New York – Ein US-Berufungsgericht hat am Donnerstag das Urteil einer Vorinstanz gekippt und somit einen langjährigen Prozess gegen YouTube wegen Urheberrechtsverletzung wieder aufleben lassen. Sowohl YouTube als auch Kläger Viacom werteten den Entscheid, dass sich ein untergeordnetes Gericht erneut mit dem Fall befassen muss, als einen Erfolg für ihre Seite.
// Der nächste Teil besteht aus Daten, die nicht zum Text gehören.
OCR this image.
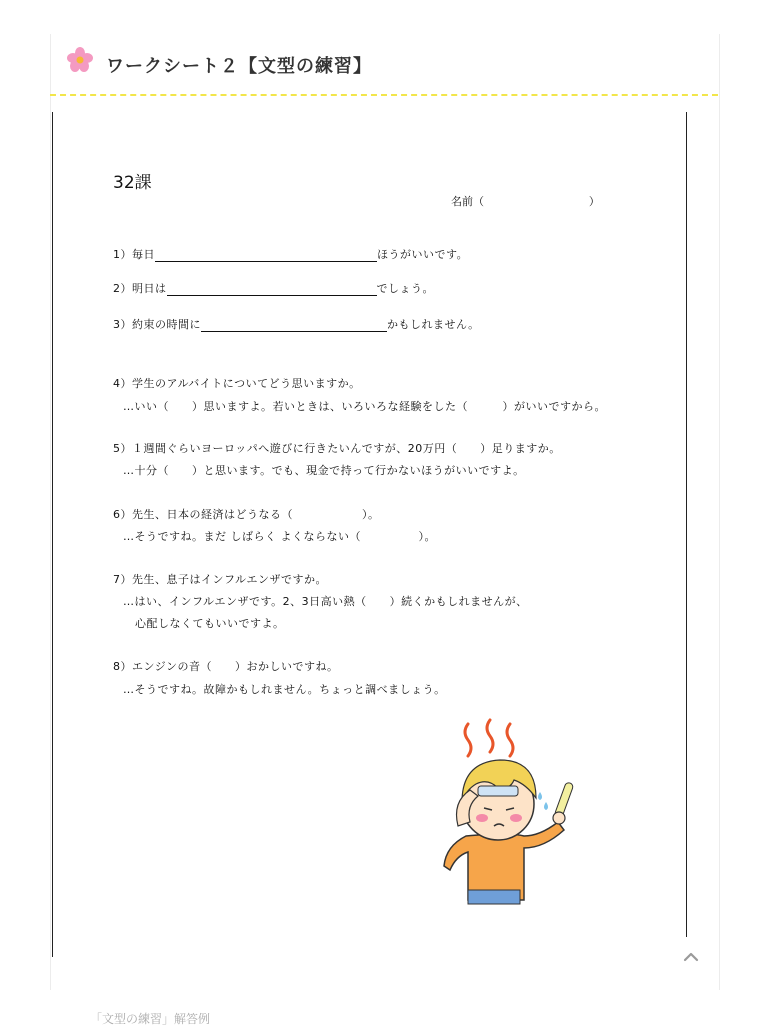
ワークシート２【文型の練習】
32課
名前（                              ）
1）毎日	ほうがいいです。
2）明日は	でしょう。
3）約束の時間に	かもしれません。
4）学生のアルバイトについてどう思いますか。
…いい（　　）思いますよ。若いときは、いろいろな経験をした（　　　）がいいですから。
5）１週間ぐらいヨーロッパへ遊びに行きたいんですが、20万円（　　）足りますか。
…十分（　　）と思います。でも、現金で持って行かないほうがいいですよ。
6）先生、日本の経済はどうなる（　　　　　　）。
…そうですね。まだ しばらく よくならない（　　　　　）。
7）先生、息子はインフルエンザですか。
…はい、インフルエンザです。2、3日高い熱（　　）続くかもしれませんが、
心配しなくてもいいですよ。
8）エンジンの音（　　）おかしいですね。
…そうですね。故障かもしれません。ちょっと調べましょう。
「文型の練習」解答例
Das Gericht sei Viacoms Auslegung der Gesetze nicht gefolgt, teilte YouTube mit. Von den ursprünglich umfassenden Vorwürfen gegen YouTube sei nur noch ein Streit über einen winzigen Prozentsatz des Videoangebots übrig. Viacom gab sich ebenfalls zufrieden. „Diese ausgewogene Entscheidung bietet einen wohlüberlegten Weg zur Unterscheidung von legitimen Diensteanbietern und denen, die ihr Geschäft auf Rechteverletzungen aufbauen“, teilte der Medienkonzern mit.

Konkret ging es um die Frage, ob YouTube unter den Schutz des 1998 verabschiedeten Digital Millennium Copyright Act fällt. Dieses Gesetz regelt, dass Diensteanbieter nur dann für Urheberrechtsverletzungen belangt werden können, wenn sie Kenntnis davon haben und nichts dagegen unternehmen. Strittig war aber die Frage, inwieweit YouTube Kenntnis hatte. In der Vorinstanz wurde entschieden, dass YouTube unter den Schutz des Gesetzes falle und deshalb die Klage abgewiesen.

Das Berufungsgericht kam am Donnerstag zu dem Urteil, dass die Bestimmungen des Digital Millenium Copyright Acts zwar auch für YouTube gelten, aber das Gericht sich nicht ausreichend mit der Frage auseinandergesetzt habe, ab wann YouTube Kenntnis von den Rechtsverletzungen gehabt habe. So könnten die Geschworenen möglicherweise zu der Erkenntnis kommen, dass YouTube auch ohne von Rechteinhabern alarmiert worden zu sein, Kenntnis über Rechtsbrüche gehabt habe. Deshalb müsse der Fall weiter verhandelt werden.

Das Urteil hat Konsequenzen für eine ganze Reihe von Klagen gegen YouTube. Außer Viacom haben auch die britische Premier League, mehrere Filmstudios, Fernsehnetzwerke, Musikverleger und Sportveranstalter eine gemeinsame Klage gegen YouTube angestrengt. Sie werfen dem Videodienst Urheberrechtsverletzungen durch die Wiedergabe und Vervielfältigung von 79.000 Clips von 2005 bis 2008 vor.